Interview: The Making of the Music Video for ‘Fragile’
The video for Urban Myth Club’s latest single ‘Fragile’ is a quirky story that is intriguing to watch. From the concept to the production of the video, Gurkanwal Dhillon found out what was behind the influences and ideas to create a piece of work called “amazing!” by BBC Five Live’s Victoria Derbyshire, with an exclusive interview with the creator and director Graeme Coop.
“My friend Jack, I hadn’t done any animation for a few years, and even then it was mainly for my own amusement. I got an email one day from him asking if I fancied doing something for UMC, which as soon as I started thinking about it, got me more and more excited about getting the plasticine out again!”
Who is a major influence in your video making?
“I really enjoy hunting through the internet and finding independent and often unknown film makers. Although a lot of them aren’t great, every now and then you come across someone who has made something beautiful out of everyday objects on a limited budget. I found that those kinds of videos inspired me more than many of the higher quality ones as it goes to show what can be achieved with the right imagination.
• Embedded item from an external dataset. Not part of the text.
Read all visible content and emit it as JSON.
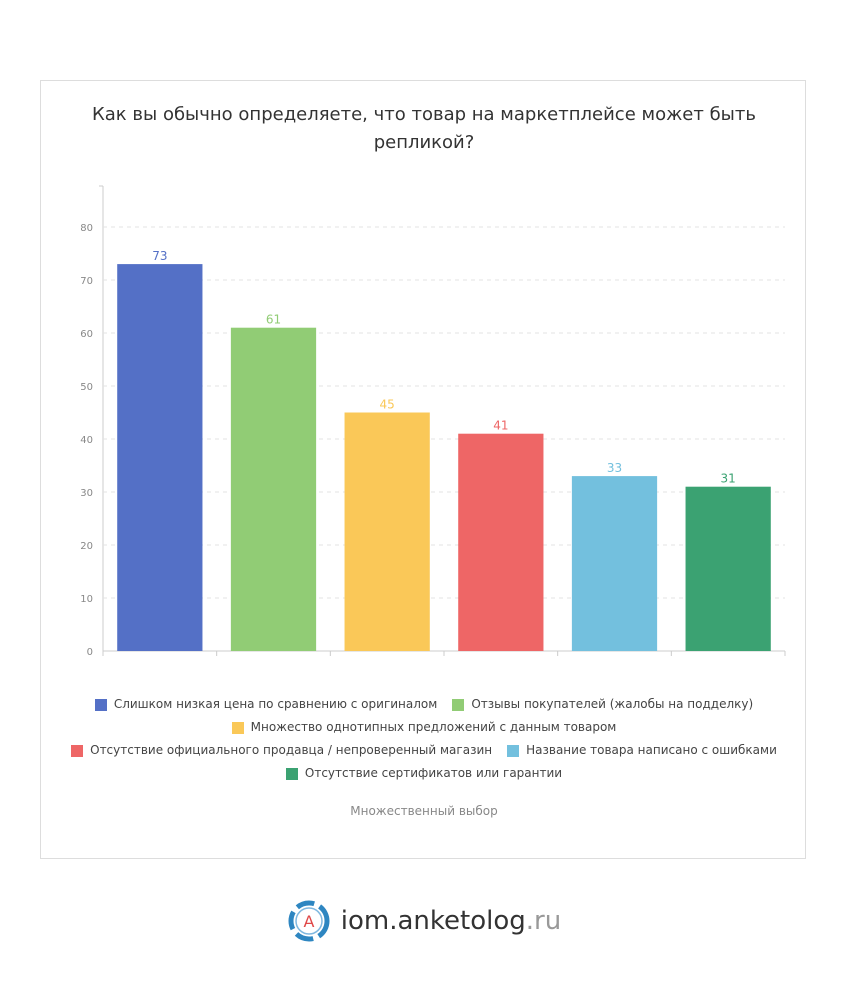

As far as professional videos go, I’m still so in awe of the video for Oren Lavie’s song ‘Her Morning Elegance’ – an amazing stop motion film that uses two people, a mattress and bedclothes to tell a story. Also the animated short ‘Harvey Krumpet’ is always a winner.”
How did you go about creating the video?
“I spent about a week listening to the song over and over whilst story-boarding, then another week or so surrounded by cardboard and old photographs making the sets (I think I spent a whole day making the brick house, even though it is only in the film for a few seconds!).
The actual filming was done in about 5 days (using around 2200 images), and the final stage was piecing it all together on screen. There were a few scenes I added in later (such as the moving shadow) as it is fairly tricky to predict where the drops in the song will fit.”
How long did it take you to create this video?
“From beginning to end it probably took about a month.”
“Rather than take the lyrics literally, I wanted to develop the overall theme of fragility and love, the idea of trusting someone and following them even though you’re not entirely sure where you will end up. The idea of setting it in two
varying worlds (paper and plasticine) was to add that sense of the unfamiliar, but have both characters morph into the same materials as a kind of unity and understanding.”
How would you describe the song ‘Fragile’ in 3 words?
“Catchy as ****!”
How would you describe the video for ‘Fragile’ in 3 words?
“Hopeful, Cute & Exhausting!”
What is your favorite part of the video?
“I was really pleased with how the transition between the album and the forest went – I only found out if it had worked once I started editing so that was a bit of a tense moment! I also like the flower and the pieces coming together to form the woman – there were a lot of ideas like that that didn’t quite work out that got cut but I’m pretty chuffed with the ones that made it.”
Is the paper woman in the video someone you know?
“No, all the photographs were ones I picked up in a flea market in Brighton. I originally just wanted one or two as main characters but there were so many great images that I decided to use them as the background as well. I like the idea
of these humble photographs that may have sat there for years getting a new lease of life. Who’d have thought that the woman, who I’m sure must have died long ago, would now be the main character in a music video!”
“Not really, it’s more of a hypothetical ‘could-be-anyone’ kind of thing. Although the little girl was put in because she looked a bit like my little sister. I’ve had people speculating that she represents innocence fluttering about in the background, but I’m afraid it’s not as clever as that – it just made me smile!”
If you could choose another song off the new Urban Myth Club album to make a video for, which would it be?
“Probably ‘We Have Landed’ – I like the murky, Bjork feel to it. It’d be nice with some kind of grainy, abstract video to it.”